University researchers involved in this project are Drs. James Dunne, Chris Ryerson, and Pearce Wilcox of The University of British Columbia and Dr. Kevin Keen of both The University of British Columbia and The University of Northern British Columbia. Rounding out the Leadership Team are Ms. Rosanne Queen and Mr. Robert Buzza for the Scleroderma Association of B.C.
Sixth Quarter Report – November 2018
This Project is a hypothesis-generating study for the control of lung damage in patients with idiopathic pulmonary fibrosis (IPF) and lung and skin damage in systemic scleroderma (SSc) patients with or without interstitial lung disease (ILD). Enrolment of SSc patients with and without ILD to provide blood and skin tissue samples was completed during the first quarter at the end of August 2017 with samples stored in The Scleroderma Biobank at St. Paul’s Hospital in Vancouver. Enrolment of patients with IPF and normal controls was completed by mid-November 2017. Skin-fibroblast extraction and growth from skin samples (from all but the IPF patients from whom no skin samples were taken due to ethical reasons as their skin is not affected) were completed and stored in the Biobank before the Christmas 2017 break. With some extra efforts by laboratory staff to harvest sufficient miRNA for two of the tissues, extraction of miRNA from all five tissue types was completed by mid-April 2018 but miRNA extraction was not sufficient in the fifth tissue for whole genome sequencing (WGS) without additional processing by the laboratory and so this was placed on indefinite hold due to cost. A sixth tissue remains stored in the Biobank because its miRNA cannot be amplified for miRNA WGS, also for cost reasons, but will be analyzed by NanoString miRNA expression chemistry.

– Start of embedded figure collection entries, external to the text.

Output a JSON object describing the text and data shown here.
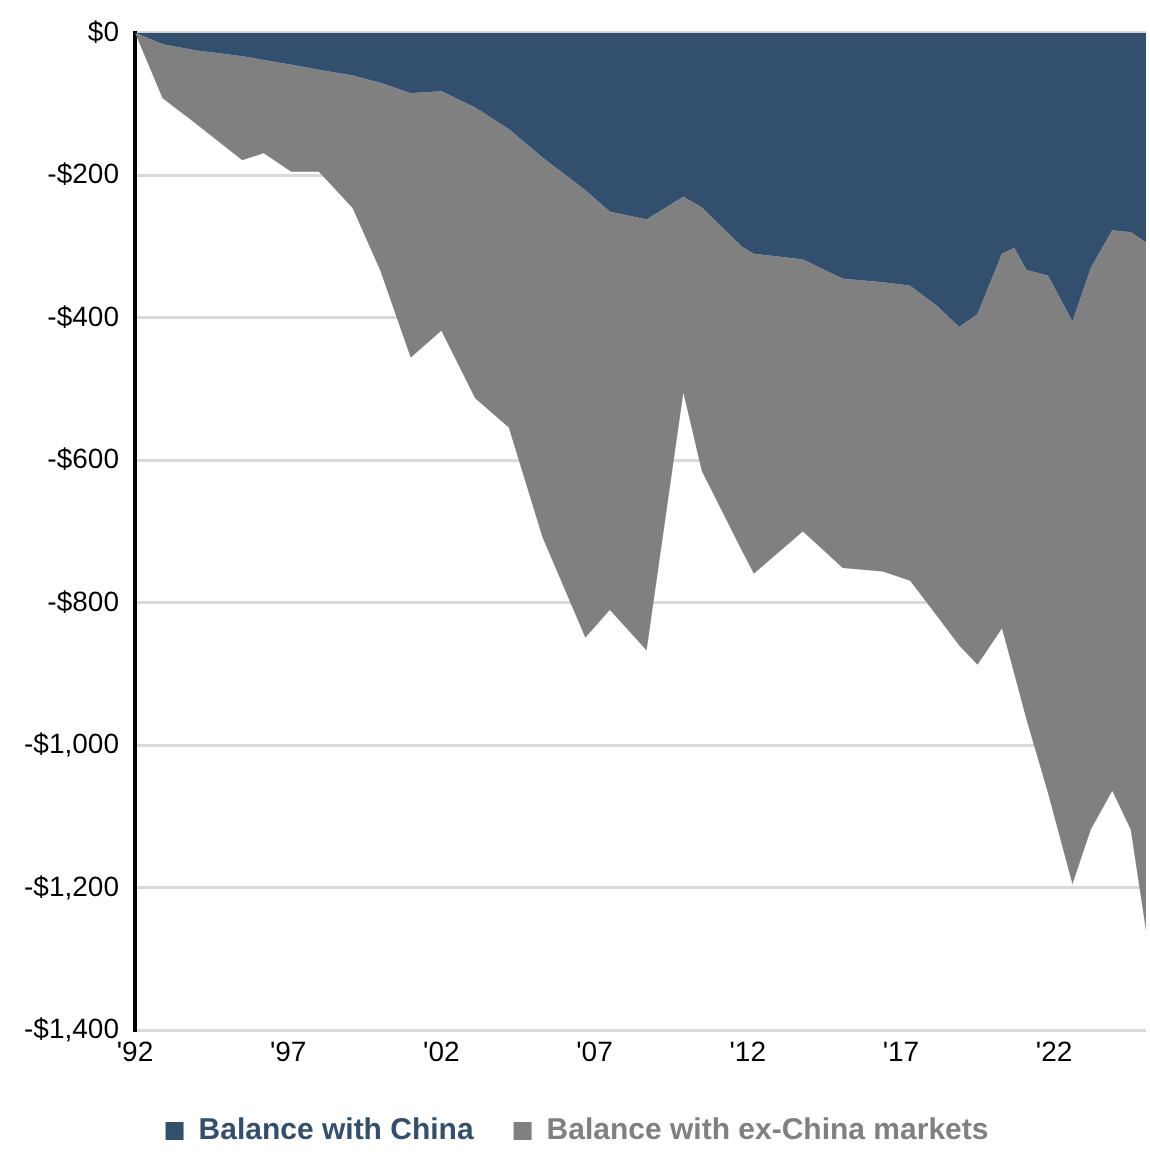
{
  "chart_data": {
    "type": "area",
    "stacked": true,
    "x": [
      1992.0,
      1992.9,
      1994.0,
      1995.5,
      1996.2,
      1997.1,
      1998.0,
      1999.1,
      2000.0,
      2001.0,
      2002.0,
      2003.1,
      2004.2,
      2005.3,
      2006.7,
      2007.5,
      2008.7,
      2009.9,
      2010.5,
      2011.8,
      2012.2,
      2013.8,
      2015.1,
      2016.4,
      2017.3,
      2018.2,
      2018.9,
      2019.5,
      2020.3,
      2020.7,
      2021.1,
      2021.8,
      2022.6,
      2023.2,
      2023.9,
      2024.5,
      2025.0
    ],
    "series": [
      {
        "name": "Balance with China",
        "color": "#334f6e",
        "values": [
          0,
          -16,
          -25,
          -33,
          -38,
          -45,
          -52,
          -60,
          -70,
          -85,
          -82,
          -105,
          -135,
          -175,
          -221,
          -251,
          -262,
          -230,
          -245,
          -300,
          -310,
          -318,
          -345,
          -350,
          -355,
          -384,
          -413,
          -395,
          -310,
          -302,
          -333,
          -341,
          -405,
          -330,
          -277,
          -280,
          -294
        ]
      },
      {
        "name": "Balance with ex-China markets",
        "color": "#808080",
        "values": [
          0,
          -76,
          -103,
          -146,
          -131,
          -150,
          -143,
          -186,
          -263,
          -371,
          -336,
          -408,
          -419,
          -533,
          -628,
          -559,
          -605,
          -275,
          -370,
          -426,
          -449,
          -382,
          -406,
          -406,
          -414,
          -436,
          -447,
          -492,
          -526,
          -598,
          -631,
          -726,
          -790,
          -788,
          -787,
          -838,
          -966
        ]
      }
    ],
    "xlim": [
      1992,
      2025
    ],
    "xticks": [
      {
        "value": 1992,
        "label": "'92"
      },
      {
        "value": 1997,
        "label": "'97"
      },
      {
        "value": 2002,
        "label": "'02"
      },
      {
        "value": 2007,
        "label": "'07"
      },
      {
        "value": 2012,
        "label": "'12"
      },
      {
        "value": 2017,
        "label": "'17"
      },
      {
        "value": 2022,
        "label": "'22"
      }
    ],
    "ylim": [
      -1400,
      0
    ],
    "yticks": [
      {
        "value": 0,
        "label": "$0"
      },
      {
        "value": -200,
        "label": "-$200"
      },
      {
        "value": -400,
        "label": "-$400"
      },
      {
        "value": -600,
        "label": "-$600"
      },
      {
        "value": -800,
        "label": "-$800"
      },
      {
        "value": -1000,
        "label": "-$1,000"
      },
      {
        "value": -1200,
        "label": "-$1,200"
      },
      {
        "value": -1400,
        "label": "-$1,400"
      }
    ],
    "grid": "y",
    "legend": "bottom",
    "marker": "none"
  }
}
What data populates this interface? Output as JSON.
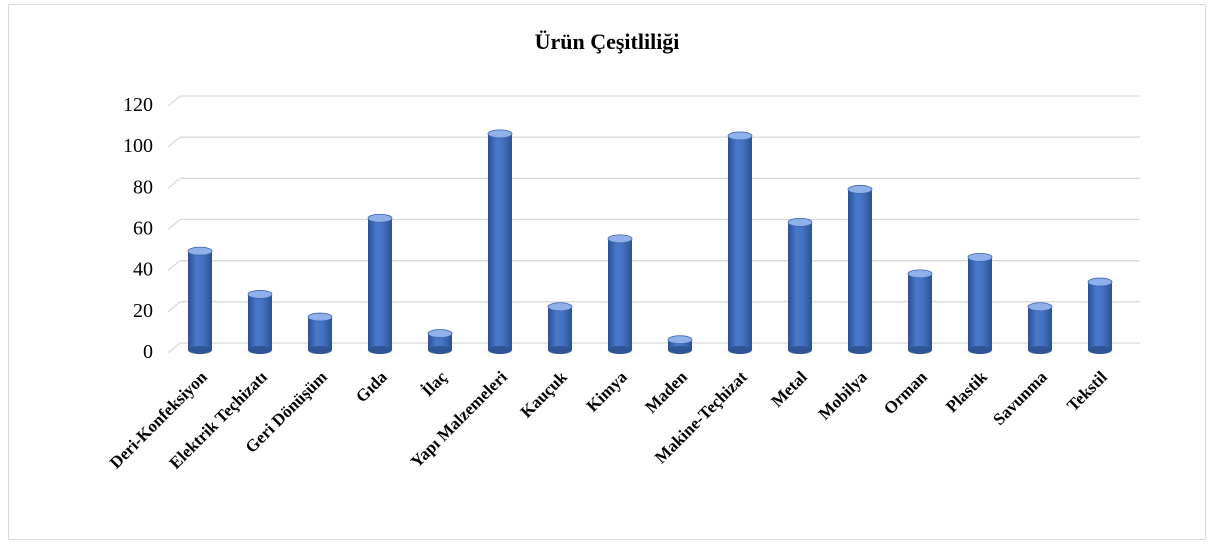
{
  "chart_data": {
    "type": "bar",
    "title": "Ürün Çeşitliliği",
    "xlabel": "",
    "ylabel": "",
    "categories": [
      "Deri-Konfeksiyon",
      "Elektrik Teçhizatı",
      "Geri Dönüşüm",
      "Gıda",
      "İlaç",
      "Yapı Malzemeleri",
      "Kauçuk",
      "Kimya",
      "Maden",
      "Makine-Teçhizat",
      "Metal",
      "Mobilya",
      "Orman",
      "Plastik",
      "Savunma",
      "Tekstil"
    ],
    "values": [
      48,
      27,
      16,
      64,
      8,
      105,
      21,
      54,
      5,
      104,
      62,
      78,
      37,
      45,
      21,
      33
    ],
    "ylim": [
      0,
      120
    ],
    "yticks": [
      0,
      20,
      40,
      60,
      80,
      100,
      120
    ],
    "grid": true,
    "legend": "none",
    "colors": {
      "bar": "#4472c4",
      "bar_dark": "#2f5597",
      "bar_light": "#6d93db",
      "top": "#8fb0e8"
    }
  }
}
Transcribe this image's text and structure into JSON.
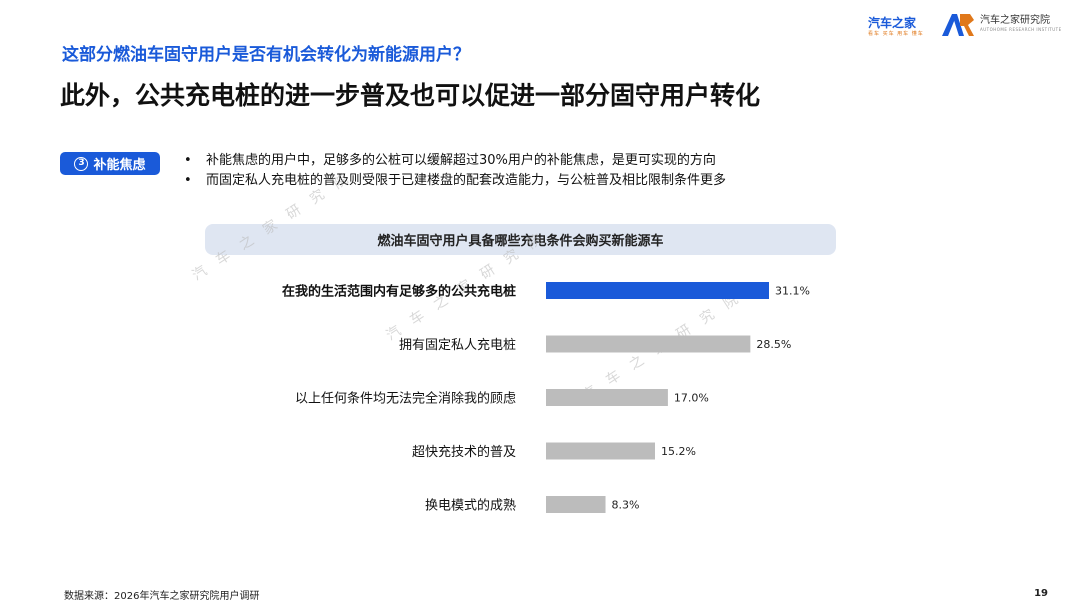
{
  "header": {
    "question": "这部分燃油车固守用户是否有机会转化为新能源用户？",
    "headline": "此外，公共充电桩的进一步普及也可以促进一部分固守用户转化"
  },
  "logos": {
    "autohome_name": "汽车之家",
    "autohome_tagline": "看车 买车 用车 懂车",
    "institute_name": "汽车之家研究院",
    "institute_tagline": "AUTOHOME RESEARCH INSTITUTE"
  },
  "section": {
    "badge_number": "3",
    "badge_label": "补能焦虑",
    "bullets": [
      "补能焦虑的用户中，足够多的公桩可以缓解超过30%用户的补能焦虑，是更可实现的方向",
      "而固定私人充电桩的普及则受限于已建楼盘的配套改造能力，与公桩普及相比限制条件更多"
    ]
  },
  "watermark": "汽车之家研究院",
  "colors": {
    "brand_blue": "#1a5ad9",
    "highlight_bar": "#1a5ad9",
    "default_bar": "#bcbcbc",
    "header_band": "#dfe6f2"
  },
  "chart_data": {
    "type": "bar",
    "orientation": "horizontal",
    "title": "燃油车固守用户具备哪些充电条件会购买新能源车",
    "categories": [
      "在我的生活范围内有足够多的公共充电桩",
      "拥有固定私人充电桩",
      "以上任何条件均无法完全消除我的顾虑",
      "超快充技术的普及",
      "换电模式的成熟"
    ],
    "values": [
      31.1,
      28.5,
      17.0,
      15.2,
      8.3
    ],
    "value_labels": [
      "31.1%",
      "28.5%",
      "17.0%",
      "15.2%",
      "8.3%"
    ],
    "highlighted_index": 0,
    "unit": "%",
    "xlim": [
      0,
      31.1
    ],
    "grid": false,
    "legend": "none"
  },
  "footer": {
    "source": "数据来源：2026年汽车之家研究院用户调研",
    "page_number": "19"
  }
}
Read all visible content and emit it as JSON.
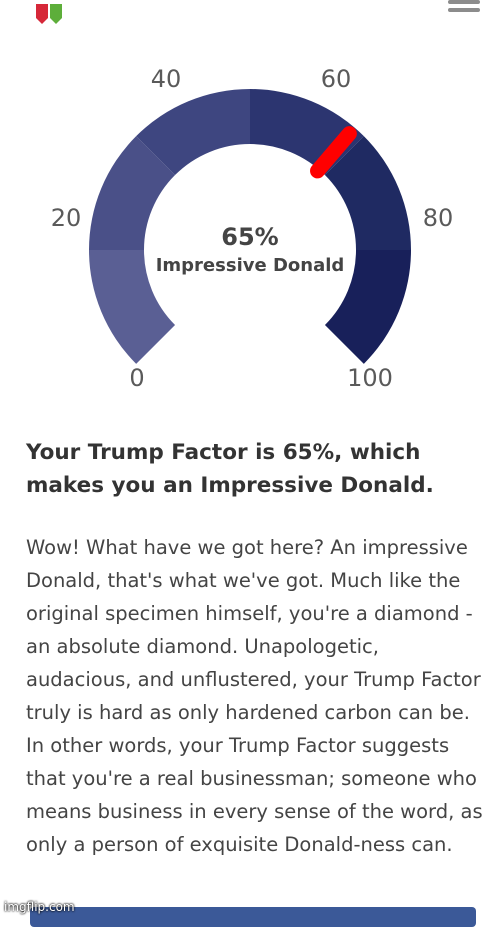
{
  "gauge": {
    "value": 65,
    "min": 0,
    "max": 100,
    "percent_text": "65%",
    "label": "Impressive Donald",
    "ticks": [
      "0",
      "20",
      "40",
      "60",
      "80",
      "100"
    ],
    "segment_colors": [
      "#5a5f94",
      "#4a5088",
      "#3e4680",
      "#2c3570",
      "#1f2a62",
      "#18205a"
    ],
    "needle_color": "#ff0000"
  },
  "result": {
    "headline": "Your Trump Factor is 65%, which makes you an Impressive Donald.",
    "body": "Wow! What have we got here? An impressive Donald, that's what we've got. Much like the original specimen himself, you're a diamond - an absolute diamond. Unapologetic, audacious, and unflustered, your Trump Factor truly is hard as only hardened carbon can be. In other words, your Trump Factor suggests that you're a real businessman; someone who means business in every sense of the word, as only a person of exquisite Donald-ness can."
  },
  "watermark": "imgflip.com",
  "icons": {
    "logo": "hexagon-logo-icon",
    "menu": "hamburger-menu-icon"
  }
}
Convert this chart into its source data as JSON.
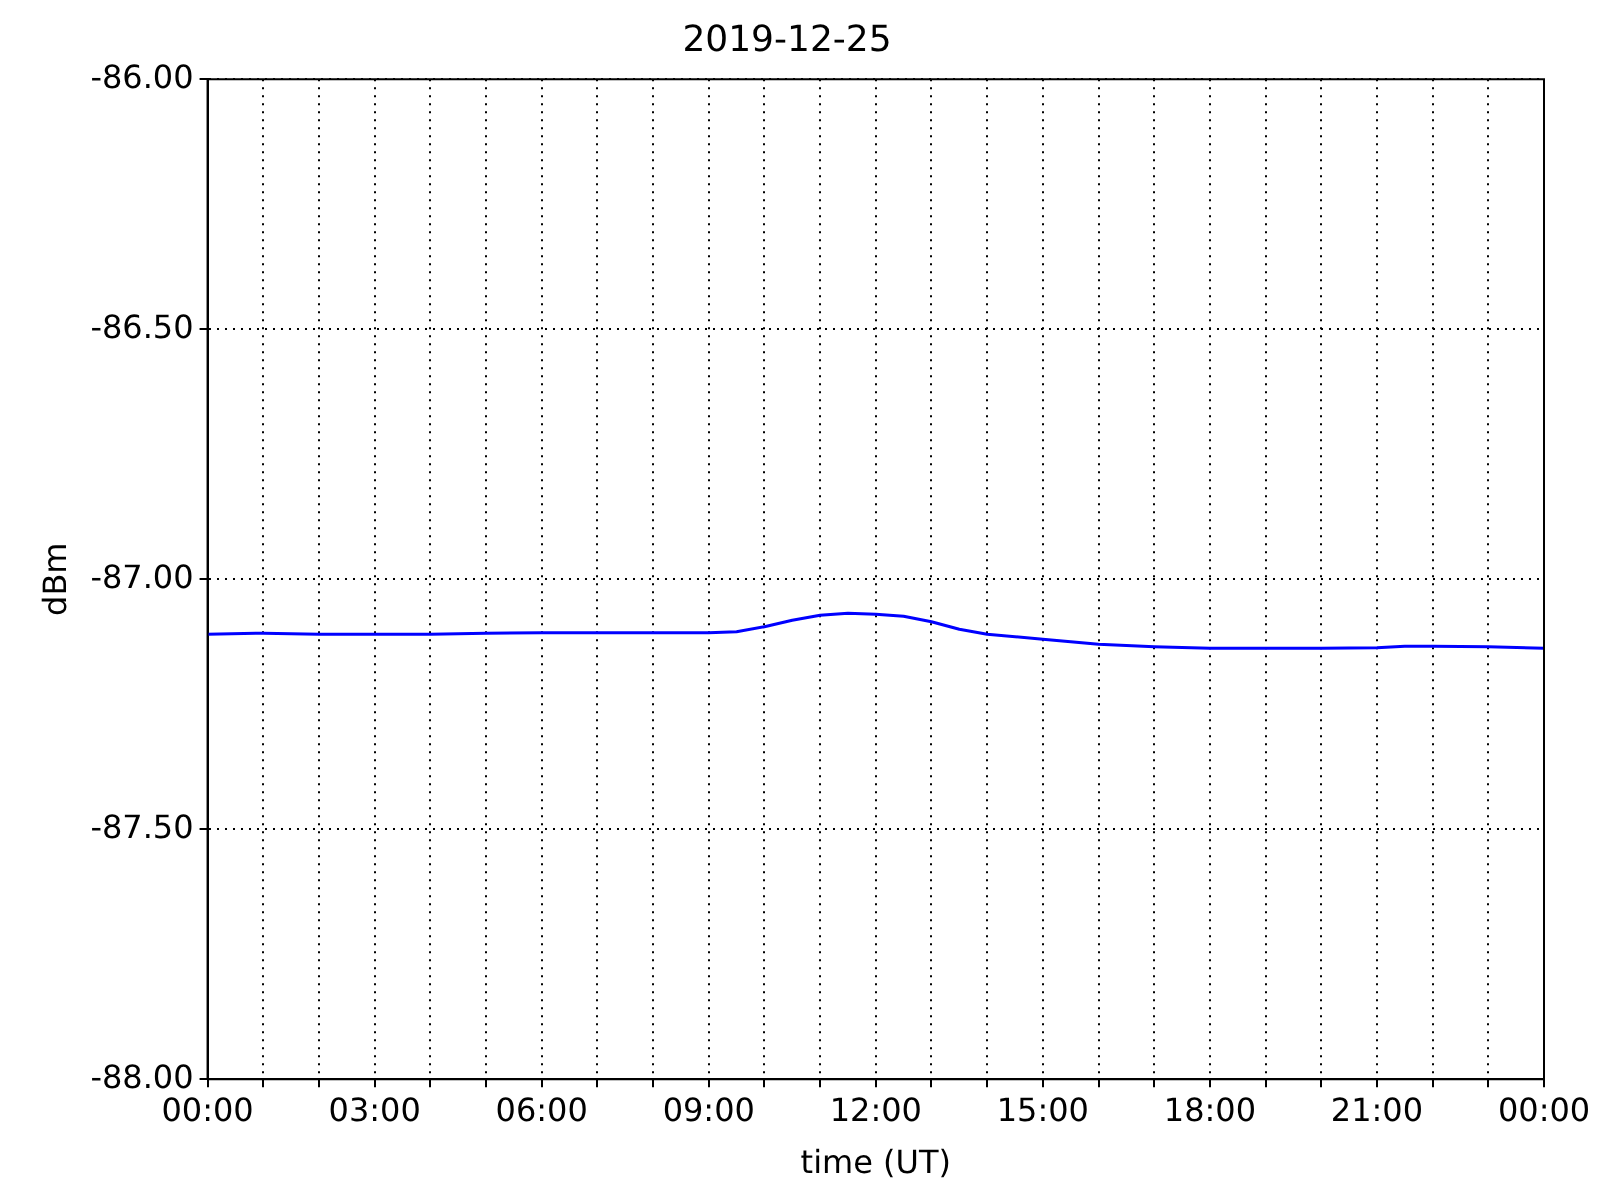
{
  "chart_data": {
    "type": "line",
    "title": "2019-12-25",
    "xlabel": "time (UT)",
    "ylabel": "dBm",
    "x": [
      0,
      1,
      2,
      3,
      4,
      5,
      6,
      7,
      8,
      9,
      9.5,
      10,
      10.5,
      11,
      11.5,
      12,
      12.5,
      13,
      13.5,
      14,
      15,
      16,
      17,
      18,
      19,
      20,
      21,
      21.5,
      22,
      23,
      24
    ],
    "series": [
      {
        "color": "#0000ff",
        "values": [
          -87.11,
          -87.108,
          -87.11,
          -87.11,
          -87.11,
          -87.108,
          -87.107,
          -87.107,
          -87.107,
          -87.107,
          -87.105,
          -87.095,
          -87.082,
          -87.072,
          -87.068,
          -87.07,
          -87.074,
          -87.085,
          -87.1,
          -87.11,
          -87.12,
          -87.13,
          -87.135,
          -87.138,
          -87.138,
          -87.138,
          -87.137,
          -87.134,
          -87.134,
          -87.135,
          -87.138
        ]
      }
    ],
    "xlim": [
      0,
      24
    ],
    "xticks": [
      {
        "value": 0,
        "label": "00:00"
      },
      {
        "value": 1,
        "label": null
      },
      {
        "value": 2,
        "label": null
      },
      {
        "value": 3,
        "label": "03:00"
      },
      {
        "value": 4,
        "label": null
      },
      {
        "value": 5,
        "label": null
      },
      {
        "value": 6,
        "label": "06:00"
      },
      {
        "value": 7,
        "label": null
      },
      {
        "value": 8,
        "label": null
      },
      {
        "value": 9,
        "label": "09:00"
      },
      {
        "value": 10,
        "label": null
      },
      {
        "value": 11,
        "label": null
      },
      {
        "value": 12,
        "label": "12:00"
      },
      {
        "value": 13,
        "label": null
      },
      {
        "value": 14,
        "label": null
      },
      {
        "value": 15,
        "label": "15:00"
      },
      {
        "value": 16,
        "label": null
      },
      {
        "value": 17,
        "label": null
      },
      {
        "value": 18,
        "label": "18:00"
      },
      {
        "value": 19,
        "label": null
      },
      {
        "value": 20,
        "label": null
      },
      {
        "value": 21,
        "label": "21:00"
      },
      {
        "value": 22,
        "label": null
      },
      {
        "value": 23,
        "label": null
      },
      {
        "value": 24,
        "label": "00:00"
      }
    ],
    "ylim": [
      -88,
      -86
    ],
    "yticks": [
      {
        "value": -88,
        "label": "-88.00"
      },
      {
        "value": -87.5,
        "label": "-87.50"
      },
      {
        "value": -87,
        "label": "-87.00"
      },
      {
        "value": -86.5,
        "label": "-86.50"
      },
      {
        "value": -86,
        "label": "-86.00"
      }
    ],
    "grid": true,
    "legend": false,
    "marker": "none",
    "line_style": "solid"
  }
}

After receiving frozen tissue-samples from the laboratory at St. Paul’s Hospital on May 16 2018, the British Columbia Genome Sciences Centre (BCGSC) provided miRNA sequencing data on 92 samples on July 26 2018 and another 92 samples on August 7 2018. After completing quality control checks for miRNA sequencing for these 184 samples in mid-November and combining a few samples, a further 13 tissue- samples were shipped on November 27 2018 to BCGSC to complete the third set. All 276 samples comprise 3 tissue-types, with some duplicates, from 11 limited SSc-ILD patients, 12 diffuse SSc-ILD patients, 9 patients with limited SSc only, 5 patients with diffuse SSc only, 19 patients with IPF, and 16 control participants. Progress has been affected by vacations understandably taken by laboratory staff during August and November. All will be taking vacations in December. It is expected to receive the miRNA sequences for the last 92 samples and to complete all quality control checks by the end of January 2019.
After training of laboratory staff, two cartridges were processed as a developmental test of the NanoString platform for miRNA expression analysis in October. The first cartridge failed due to a manufacturing defect and a second replacement cartridge plus reagents were provided by NanoString at no extra cost but the samples on the first cartridge were unfortunately lost. The NanoString technology was successfully validated on 3 tissue types in samples from 3 participants, inclusive of verifying 3 different methods for preparing samples of blood serum. Ironically, the least expensive method for blood serum was deemed the best for NanoString.
University researchers involved in this project are Drs. James Dunne, Chris Ryerson, and Pearce Wilcox of The University of British Columbia and Dr. Kevin Keen of both The University of British Columbia and The University of Northern British Columbia. Rounding out the Leadership Team are Ms. Rosanne Queen and Mr. Robert Buzza for the Scleroderma Association of B.C.